The results of our small cohort study are less in magnitude from the result of the previous mentioned studies. Difference in the outcomes of the various studies might be due to the variation in several associated factors that can alter the extent of clinical attachment gain and bone regrowth following a grafting procedure, such as patients selection, defects characteristics, data collection, biochemical characteristics of grafted materials, surgical variation and patient attitude toward the treatment.[23,24]
There is a significant variation in the inherited osteogenic potential of DFDBA.[25,26] The regenerative potential of DFDBA therapy governs according to the osteoinductivity of the bone graft samples. These differences may be an according to age of the donor, previous exposure to pathology and/or drug therapy, genetic variation, length of time required to harvest the cadaver bone.[26,27]
This study would have had more validity if defect width was also a consideration criterion. However, it would have been very difficult to provide similar defects with standardized depths, widths and morphology. A limitation of the present study was the number of defects treated; it would have been preferable to have a larger number of samples for study demonstrating statistically significant differences between the grafting groups with the same clinical trends.
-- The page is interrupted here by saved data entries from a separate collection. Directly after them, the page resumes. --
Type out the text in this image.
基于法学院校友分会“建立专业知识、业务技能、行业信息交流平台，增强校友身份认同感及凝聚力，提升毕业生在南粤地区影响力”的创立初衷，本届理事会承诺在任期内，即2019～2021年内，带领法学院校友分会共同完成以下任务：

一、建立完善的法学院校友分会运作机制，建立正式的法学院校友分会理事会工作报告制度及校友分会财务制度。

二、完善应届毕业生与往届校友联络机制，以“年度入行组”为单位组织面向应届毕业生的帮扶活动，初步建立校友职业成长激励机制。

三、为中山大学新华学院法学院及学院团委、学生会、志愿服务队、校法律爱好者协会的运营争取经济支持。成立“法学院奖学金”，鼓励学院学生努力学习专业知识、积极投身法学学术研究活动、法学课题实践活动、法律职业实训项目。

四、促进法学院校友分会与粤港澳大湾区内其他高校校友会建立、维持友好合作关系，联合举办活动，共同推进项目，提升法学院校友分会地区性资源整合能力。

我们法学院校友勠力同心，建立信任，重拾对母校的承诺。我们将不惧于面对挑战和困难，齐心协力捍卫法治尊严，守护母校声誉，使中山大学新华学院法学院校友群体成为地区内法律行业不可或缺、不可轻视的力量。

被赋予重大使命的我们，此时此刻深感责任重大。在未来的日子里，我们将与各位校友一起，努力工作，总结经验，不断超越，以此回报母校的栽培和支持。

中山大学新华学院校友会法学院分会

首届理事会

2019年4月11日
Further long term clinical trials, with larger samples need to be carried out to for documentation of regeneration of the lost periodontium.
CONCLUSION
In this small cohort study, addition of a local doxycycline to DFDBA did not have any additional benefits as compare with DFDBA alone for periodontal regeneration in non-contained periodontal infrabony defects.
Footnotes
Source of Support: Nil
Conflict of Interest: None declared.